Network Visibility is Key
Industrial networks are required to operate continuously for many years; however, no matter how robust a network is, problems can still occur. Even if a network operates well at installation, its quality may be affected by various environmental factors over its operational lifetime. It is crucial for any industrial network to issue appropriate alerts in advance for such issues, and the ability to quickly diagnose and resolve problems is also key to high-quality service. When it comes to providing visibility into network management metrics, not all wireless sensor networks should be treated equally. However, at a minimum, the management system for industrial wireless networks should provide visibility into the following aspects:
● Wireless link quality measured by Received Signal Strength Indicator (RSSI)
● End-to-end packet delivery success rate
● Mesh quality, highlighting nodes without sufficient backup paths to maintain network reliability
● Node status and battery life (where applicable)
In the best industrial application deployments using intelligent networks, the method for fixing such issues is to automatically resend data over replacement paths while continuously updating the network topology to maximize connectivity (see Figure 2).
Figure 2: Network Visibility.

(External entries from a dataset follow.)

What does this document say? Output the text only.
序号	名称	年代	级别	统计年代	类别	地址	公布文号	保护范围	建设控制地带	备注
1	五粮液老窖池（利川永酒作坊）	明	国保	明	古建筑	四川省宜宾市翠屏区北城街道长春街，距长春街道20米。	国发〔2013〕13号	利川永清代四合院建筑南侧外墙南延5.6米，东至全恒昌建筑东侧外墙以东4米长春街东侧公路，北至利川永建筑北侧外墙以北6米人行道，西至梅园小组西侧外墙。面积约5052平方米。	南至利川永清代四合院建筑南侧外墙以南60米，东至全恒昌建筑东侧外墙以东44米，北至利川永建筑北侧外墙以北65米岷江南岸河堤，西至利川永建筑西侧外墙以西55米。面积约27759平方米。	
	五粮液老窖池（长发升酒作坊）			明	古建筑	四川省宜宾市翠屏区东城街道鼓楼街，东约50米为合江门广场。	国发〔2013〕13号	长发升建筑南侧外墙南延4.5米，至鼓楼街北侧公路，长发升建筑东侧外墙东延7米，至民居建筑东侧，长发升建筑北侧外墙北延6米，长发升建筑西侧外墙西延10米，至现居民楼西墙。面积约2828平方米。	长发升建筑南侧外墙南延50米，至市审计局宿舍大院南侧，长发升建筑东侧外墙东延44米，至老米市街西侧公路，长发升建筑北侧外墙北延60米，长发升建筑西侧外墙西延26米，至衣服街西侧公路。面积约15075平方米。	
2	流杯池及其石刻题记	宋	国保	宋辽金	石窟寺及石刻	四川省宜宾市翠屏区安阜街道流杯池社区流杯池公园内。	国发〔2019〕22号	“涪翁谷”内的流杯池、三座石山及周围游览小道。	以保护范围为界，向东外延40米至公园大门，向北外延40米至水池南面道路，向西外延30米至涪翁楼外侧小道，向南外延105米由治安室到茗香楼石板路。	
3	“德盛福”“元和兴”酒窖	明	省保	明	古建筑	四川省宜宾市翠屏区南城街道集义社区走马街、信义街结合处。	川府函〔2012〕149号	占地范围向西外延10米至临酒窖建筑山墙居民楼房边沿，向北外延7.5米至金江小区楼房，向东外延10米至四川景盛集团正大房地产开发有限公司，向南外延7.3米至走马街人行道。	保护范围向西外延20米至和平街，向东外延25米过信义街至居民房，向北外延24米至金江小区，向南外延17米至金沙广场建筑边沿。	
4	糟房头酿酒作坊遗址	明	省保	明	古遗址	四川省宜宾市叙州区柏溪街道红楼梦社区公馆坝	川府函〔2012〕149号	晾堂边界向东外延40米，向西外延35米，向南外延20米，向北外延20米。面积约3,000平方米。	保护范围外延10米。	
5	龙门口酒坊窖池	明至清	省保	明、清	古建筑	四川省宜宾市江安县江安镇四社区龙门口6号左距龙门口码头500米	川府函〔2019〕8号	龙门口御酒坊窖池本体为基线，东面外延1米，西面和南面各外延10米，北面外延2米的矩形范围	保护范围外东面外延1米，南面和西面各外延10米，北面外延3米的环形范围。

Network management software provides critical visibility into the health of wireless networks, such as this SNAP-ON utility tool from Emerson Process Management.
Intelligent “Objects” Should Have Intelligent Networks
There is considerable interest in enhancing the intelligence of “objects”; however, in industrial IoT applications, this is not the only domain of “intelligence”. Industrial IoT networks should leverage both intelligent endpoint nodes and the best network and security management capabilities that enterprise IT and operational technology departments must provide. The network should be highly configurable to meet specific application needs. For example, to meet low-power requirements for extended battery life, it should have the capability to self-assess the available power in the network and employ intelligent routing to optimize overall network power consumption. Additionally, the network should automatically adapt to changes in the RF environment, and when such changes occur, the ability to dynamically alter the topology can be beneficial. Linear Technology’s SmartMesh Network Manager not only implements network security, management, and routing optimization but also allows users to remotely reset nodes over the air when needed, providing a pathway for functional upgrades to adapt to future customer needs.
Conclusion
The Internet of Things is largely an industrial phenomenon, driven by clear business motivations and compelling returns on investment. In critical business applications, industrial wireless sensor networks must meet high standards of intelligence and security and operate reliably for many years without wires. Existing and emerging wireless mesh network standards can meet these stringent requirements, and these standards will become essential components of the industrial IoT, helping industrial customers achieve business and service transformations in the era of the IIoT (see Figure 3).
Figure 3: Driving Change – Software analytics (e.g., IntelliSense.io’s Brains.App software) leverage data from industrial wireless sensor networks to simplify factory operations, optimize yield, and enhance safety.